Terminale générale — Mathématiques dans les trois thèmes

BO spécial n°8 du 25 juillet 2019 3 thèmes Graphes · Suites · Probabilités · IA
L'enseignement scientifique de Terminale n'est pas un cours de mathématiques autonome : les mathématiques y apparaissent comme outil de modélisation au service de problèmes scientifiques concrets. Les chapitres à contenu mathématique significatif sont le Thème 2, §2.3 (graphes orientés et optimisation), le Thème 3, §3.4 (suites arithmétiques et géométriques, modèle de Malthus) et le §3.5 (inférence bayésienne, régression). Le §3.1 mobilise probabilités et estimation.

Thème 1 — Science, Climat et Société

Atmosphère, forçage radiatif, modèles climatiques, mix énergétique

  • Lire et interpréter un spectre d'absorption des ondes électromagnétiques d'un gaz (identification de pics).
  • Analyser la variation au cours du temps d'indicateurs climatiques : date de vendanges, niveau de la mer, extension d'un glacier, teneur en CO₂.
  • Représenter et lire des graphiques (fonctions d'une variable réelle, unités physiques).
Prérequis : notions de fonctions étudiées en Première. Les équations mathématiques des modèles ne sont pas au programme.
  • Identifier les relations de causalité (actions et rétroactions) qui sous-tendent la dynamique d'un système.
  • Réaliser et interpréter une représentation graphique de l'évolution d'une grandeur au cours du temps.
  • Distinguer rétroaction positive (amplificatrice) et négative (stabilisatrice).
  • Comprendre qu'un modèle climatique repose sur la mise en équations de lois physiques et la résolution numérique.
  • Exploiter les résultats d'un modèle : lire des fourchettes de prévision, identifier des corrélations.
  • Comparer projections et observations (paléoclimats, données satellitaires).
Prérequis : les équations des modèles elles-mêmes ne sont pas exigibles.

Savoirs-faire mathématiques

  • Convertir entre unités d'énergie : Tonne Équivalent Pétrole (TEP), kWh, Joule — facteurs de conversion fournis.
  • Comparer des ordres de grandeur d'énergie et de puissance : corps humain, centrale électrique, flux solaire.
  • Calculer la masse de CO₂ produite par unité d'énergie pour différents combustibles (équation de réaction et énergie massique fournis).
  • Exploiter des données de production et d'utilisation d'énergie à différentes échelles (mondiale, nationale, individuelle).
Exemple : $m(\text{CO}_2) = \dfrac{E_{\text{libérée}}}{e_{\text{massique}}} \times M(\text{CO}_2)$ — où $e_{\text{massique}}$ est l'énergie par kg de combustible.

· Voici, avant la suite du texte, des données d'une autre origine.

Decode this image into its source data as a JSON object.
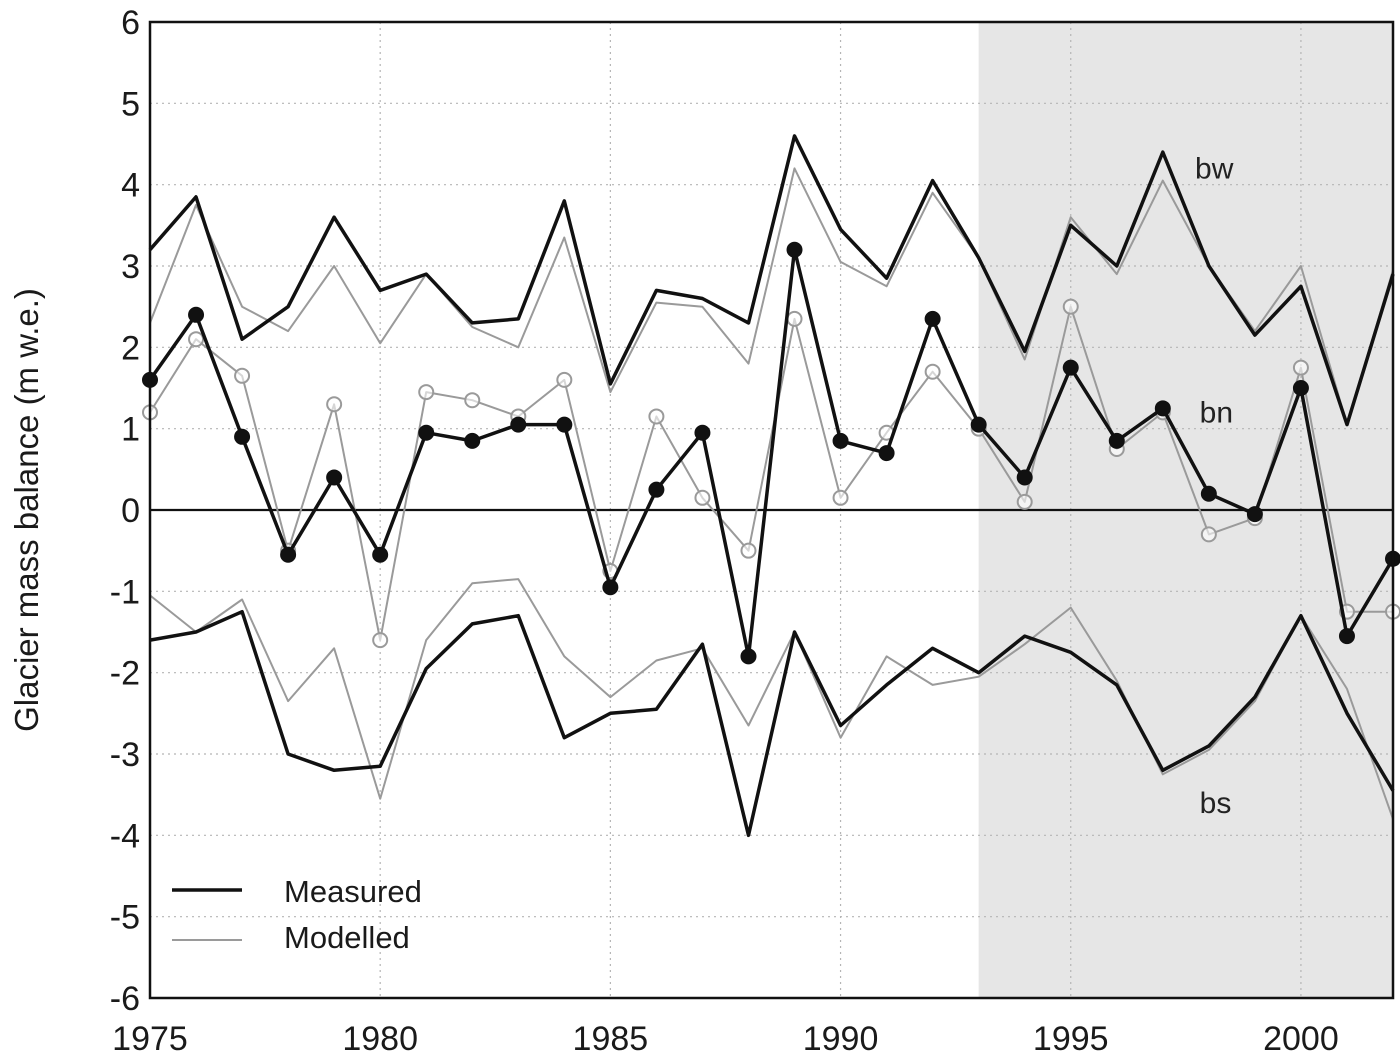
{
  "chart_data": {
    "type": "line",
    "title": "",
    "xlabel": "",
    "ylabel": "Glacier mass balance (m w.e.)",
    "xlim": [
      1975,
      2002
    ],
    "ylim": [
      -6,
      6
    ],
    "x_ticks": [
      1975,
      1980,
      1985,
      1990,
      1995,
      2000
    ],
    "y_ticks": [
      -6,
      -5,
      -4,
      -3,
      -2,
      -1,
      0,
      1,
      2,
      3,
      4,
      5,
      6
    ],
    "grid": true,
    "shaded_region": {
      "x_start": 1993,
      "x_end": 2002,
      "color": "#e6e6e6"
    },
    "zero_line": 0,
    "annotations": [
      {
        "text": "bw",
        "x": 1997.7,
        "y": 4.2
      },
      {
        "text": "bn",
        "x": 1997.8,
        "y": 1.2
      },
      {
        "text": "bs",
        "x": 1997.8,
        "y": -3.6
      }
    ],
    "legend": {
      "position": "bottom-left",
      "entries": [
        {
          "label": "Measured",
          "color": "#111111"
        },
        {
          "label": "Modelled",
          "color": "#9a9a9a"
        }
      ]
    },
    "colors": {
      "measured": "#111111",
      "modelled": "#9a9a9a",
      "grid": "#b5b5b5"
    },
    "x": [
      1975,
      1976,
      1977,
      1978,
      1979,
      1980,
      1981,
      1982,
      1983,
      1984,
      1985,
      1986,
      1987,
      1988,
      1989,
      1990,
      1991,
      1992,
      1993,
      1994,
      1995,
      1996,
      1997,
      1998,
      1999,
      2000,
      2001,
      2002
    ],
    "series": [
      {
        "group": "bw",
        "kind": "measured",
        "markers": false,
        "values": [
          3.2,
          3.85,
          2.1,
          2.5,
          3.6,
          2.7,
          2.9,
          2.3,
          2.35,
          3.8,
          1.55,
          2.7,
          2.6,
          2.3,
          4.6,
          3.45,
          2.85,
          4.05,
          3.1,
          1.95,
          3.5,
          3.0,
          4.4,
          3.0,
          2.15,
          2.75,
          1.05,
          2.9
        ]
      },
      {
        "group": "bw",
        "kind": "modelled",
        "markers": false,
        "values": [
          2.3,
          3.75,
          2.5,
          2.2,
          3.0,
          2.05,
          2.9,
          2.25,
          2.0,
          3.35,
          1.45,
          2.55,
          2.5,
          1.8,
          4.2,
          3.05,
          2.75,
          3.9,
          3.1,
          1.85,
          3.6,
          2.9,
          4.05,
          3.0,
          2.2,
          3.0,
          1.05,
          2.95
        ]
      },
      {
        "group": "bn",
        "kind": "measured",
        "markers": true,
        "values": [
          1.6,
          2.4,
          0.9,
          -0.55,
          0.4,
          -0.55,
          0.95,
          0.85,
          1.05,
          1.05,
          -0.95,
          0.25,
          0.95,
          -1.8,
          3.2,
          0.85,
          0.7,
          2.35,
          1.05,
          0.4,
          1.75,
          0.85,
          1.25,
          0.2,
          -0.05,
          1.5,
          -1.55,
          -0.6
        ]
      },
      {
        "group": "bn",
        "kind": "modelled",
        "markers": true,
        "values": [
          1.2,
          2.1,
          1.65,
          -0.5,
          1.3,
          -1.6,
          1.45,
          1.35,
          1.15,
          1.6,
          -0.75,
          1.15,
          0.15,
          -0.5,
          2.35,
          0.15,
          0.95,
          1.7,
          1.0,
          0.1,
          2.5,
          0.75,
          1.2,
          -0.3,
          -0.1,
          1.75,
          -1.25,
          -1.25
        ]
      },
      {
        "group": "bs",
        "kind": "measured",
        "markers": false,
        "values": [
          -1.6,
          -1.5,
          -1.25,
          -3.0,
          -3.2,
          -3.15,
          -1.95,
          -1.4,
          -1.3,
          -2.8,
          -2.5,
          -2.45,
          -1.65,
          -4.0,
          -1.5,
          -2.65,
          -2.15,
          -1.7,
          -2.0,
          -1.55,
          -1.75,
          -2.15,
          -3.2,
          -2.9,
          -2.3,
          -1.3,
          -2.5,
          -3.45
        ]
      },
      {
        "group": "bs",
        "kind": "modelled",
        "markers": false,
        "values": [
          -1.05,
          -1.5,
          -1.1,
          -2.35,
          -1.7,
          -3.55,
          -1.6,
          -0.9,
          -0.85,
          -1.8,
          -2.3,
          -1.85,
          -1.7,
          -2.65,
          -1.5,
          -2.8,
          -1.8,
          -2.15,
          -2.05,
          -1.65,
          -1.2,
          -2.1,
          -3.25,
          -2.95,
          -2.35,
          -1.3,
          -2.2,
          -3.8
        ]
      }
    ]
  }
}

Thème 2 — Le futur des Énergies

Électricité, photovoltaïque, rendement, graphes et optimisation de réseaux

  • Tracer et exploiter la caractéristique $i(u)$ d'une cellule photovoltaïque.
  • Déterminer la résistance $R$ maximisant la puissance électrique délivrée : $P = ui$, point de fonctionnement optimal.
  • Analyser un spectre pour décider si un matériau est utilisable comme capteur PV.
Puissance délivrée : $P = u \cdot i(u)$. La résistance optimale correspond au point de la courbe $i(u)$ où le produit $ui$ est maximal.
Prérequis : caractéristique $i(u)$ et point de fonctionnement déjà vus en Première. La loi de Faraday est hors programme.
  • Décrire des chaînes de conversions énergétiques (mécanique → électrique → …).
  • Calculer le rendement global d'un système de conversion : $$\eta = \frac{E_{\text{utile}}}{E_{\text{fournie}}} = \eta_1 \times \eta_2 \times \cdots$$
  • Comparer différents modes de stockage d'énergie (chimique, potentiel, électromagnétique).
Prérequis : lois de l'électricité, énergie et puissance électriques, énergie cinétique et potentielle. Aucune expression d'énergie stockée n'est exigible.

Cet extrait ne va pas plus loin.